Despite the last global financial crisis, the art market has continued to perform well and many families have seen the value of their collections jump to become an increasingly important share of their wealth. As more families are looking at ways to ‘cash out’ and ‘monetise’ their collections, the number of loans secured by art is on the rise both in Asia and in more mature art markets such as the USA. This has led to an influx of new specialist ‘art lenders’ (and even hedge fund lenders), in addition to more traditional lenders such as banks and auction houses.
Though it could be a smart move to use the family art collection as security for a loan, one needs to tread carefully, in particular, as the new breed of art lenders tend to offer more expensive loans than traditional lenders. Below are outlined eight points to keep in mind when considering taking a loan with the family art collection as security.
1. What do you want?
It is important to identify clearly the nature of the loan, and what the family and lender seek to achieve from the transaction.
The art lending market now has a mix of lenders with different outlooks and loan products. For example, bank lenders and even the auction houses tend to see art finance as a sideline to other ‘strategic business’ associated with a family or as a segue into a new strategic relationship. Some private banks will only engage in such lending if wealth management business is also provided by the family.
This in contrast to some new art lending specialists who, generally, see art finance as ‘core’ business in its own right and can be prepared to rely on the artwork as their only avenue of enforcement or repayment rather than imposing personal liability on family members.

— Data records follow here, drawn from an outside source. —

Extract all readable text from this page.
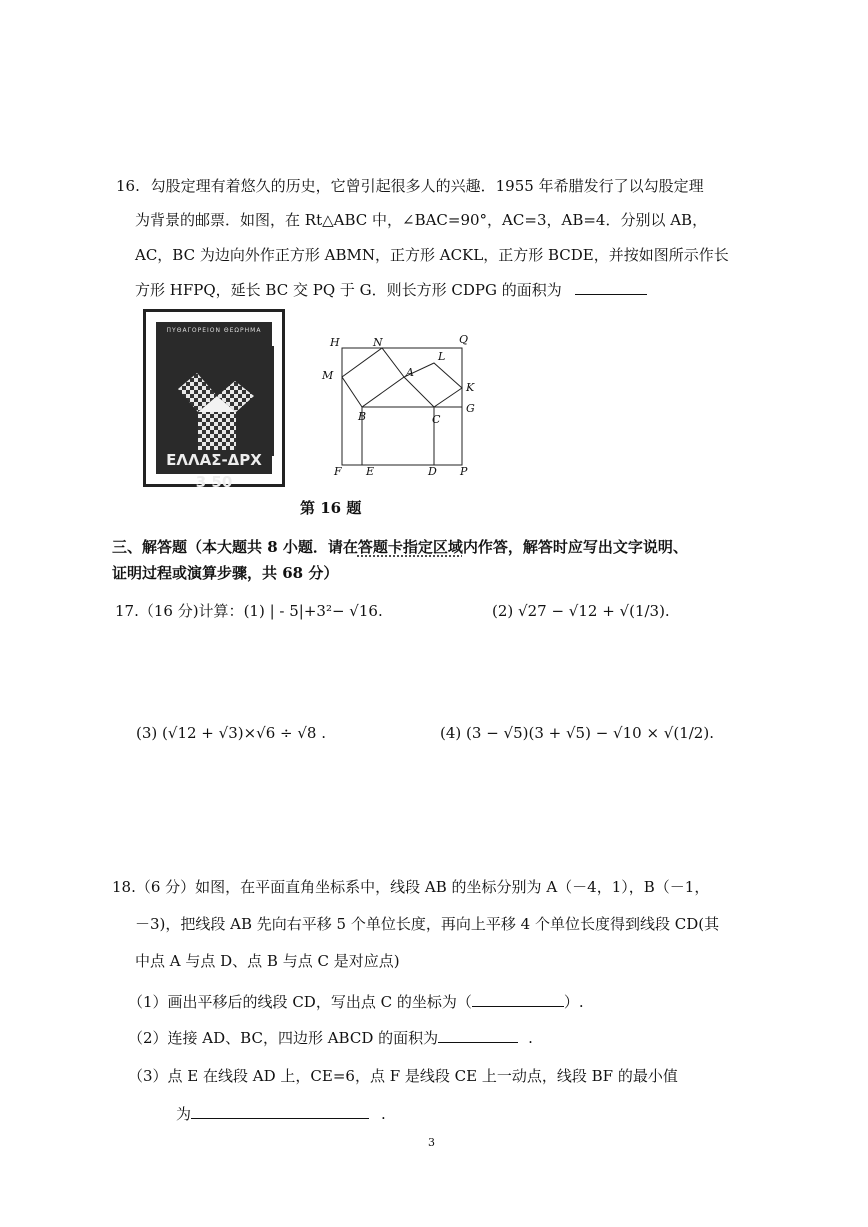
16. 勾股定理有着悠久的历史，它曾引起很多人的兴趣．1955 年希腊发行了以勾股定理
为背景的邮票．如图，在 Rt△ABC 中，∠BAC=90°，AC=3，AB=4．分别以 AB，
AC，BC 为边向外作正方形 ABMN，正方形 ACKL，正方形 BCDE，并按如图所示作长
方形 HFPQ，延长 BC 交 PQ 于 G．则长方形 CDPG 的面积为
ΠΥΘΑΓΟΡΕΙΟΝ ΘΕΩΡΗΜΑ
ΕΛΛΑΣ-ΔΡΧ 3 50
H	N	Q
L
M	A
K
B	C
G
F E	D P
第 16 题
三、解答题（本大题共 8 小题．请在答题卡指定区域内作答，解答时应写出文字说明、
证明过程或演算步骤，共 68 分）
17.（16 分)计算：(1) | - 5|+3²− √16.	(2) √27 − √12 + √(1/3).
(3) (√12 + √3)×√6 ÷ √8 .	(4) (3 − √5)(3 + √5) − √10 × √(1/2).
18.（6 分）如图，在平面直角坐标系中，线段 AB 的坐标分别为 A（－4，1），B（－1，
－3)，把线段 AB 先向右平移 5 个单位长度，再向上平移 4 个单位长度得到线段 CD(其
中点 A 与点 D、点 B 与点 C 是对应点)
（1）画出平移后的线段 CD，写出点 C 的坐标为（	）.
（2）连接 AD、BC，四边形 ABCD 的面积为	.
（3）点 E 在线段 AD 上，CE=6，点 F 是线段 CE 上一动点，线段 BF 的最小值
为	.
3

Such specialist art lenders can charge a much higher rate of interest than other lenders. During the last financial crisis, some New York art lenders were, reportedly, charging interest between 18 to 24 per cent per annum and even nowadays interest rates of 9 to 15 per cent are advertised in this segment of the market.
2. Can you afford it?
Unless the loan is intended to be exclusively repaid from the artwork rather than from family members personally, a lender will need to assess the family’s ability to repay the loan and have regard to the family business, income and track record before making a loan.
Many borrowers are borrowing against their art with a view to managing their assets to achieve a higher return above their funding costs. Scheduled principal and interest payments must be met from the cash flow of borrowing family members. On-going financial requirements set by the lender will regularly require updated valuations of the art and checks on the health of the family business (with the loan repaid in whole or part if value falls).
3. How much is it worth?
A valuation of the art will be needed. The lender will only be prepared to finance a percentage of the work’s appraised ‘fair market value’. This is usually between 40-60 per cent (and commonly 50 per cent) of such value.
4. What kind of security is it?
The form of security will typically be a mortgage (from a company) or pledge (from an individual) under which the work will be secured to the lender. It is more straightforward to create security in England and Hong Kong over art that is owned by a company than an individual and some lenders may prefer for a family first to transfer ownership into a company. The lender will have a right to sell the art at times of default.
5. Do you need to hand it over?
The lender is also likely to insist upon delivery of possession of the artwork to itself or a third party storage company who will hold the work for the benefit of or to the lender’s order. Letting the artwork hang on the family’s walls is generally not an option for art lending under English or Hong Kong law (although it is more common in the USA).
This delivery step, including ‘constructive delivery’ to the lender via a storage company, which holds the artwork for the lender, strengthens the lender’s security position at law. A feature of transactions involving China is that some foreign lenders will not lend against art located in China even if the relevant borrower is not located there unless the artwork is moved to another jurisdiction owing to enforcement concerns. This may be a relevant consideration given current upheaval in the Chinese financial markets.
6. Can you prove you own it?
Evidence of ownership by the family will need to be provided and proof of the artwork’s provenance or history. This is to guard against adverse interests which might predate and trump the lender’s security position and to minimise the risk of the artwork being a fake or inauthentic.
7. Is it insured?
The artwork will also need to be insured by the family members with the insurance policy assigned to the lender and the lender named as the loss payee under the policy to cover loss from theft or damage.
8. Do you really want to do this?
Where the artwork is or was a marital asset, there will need to be independent legal advice taken by each of the couple so as to ensure that neither is exercising undue influence over the other and that the lender is not exercising undue influence over either of them or any guarantor.
Lawyers for the lender must be different from the lawyers for the couple and any guarantor and the loan documents should not, for example, be signed at the lender’s office unless the borrower or any guarantor are represented at the signing by their own legal counsel.
The pricing of art lending can, in some segments of the market, be expensive and the ability of a family to raise cash is limited to about half the fair market value of the art. However the diversity and maturity of the art finance market shows that borrowing is not a reflection of a family’s financial distress (or the equivalent of selling off the family silver) but may be a good financial strategy to monetise a valuable asset.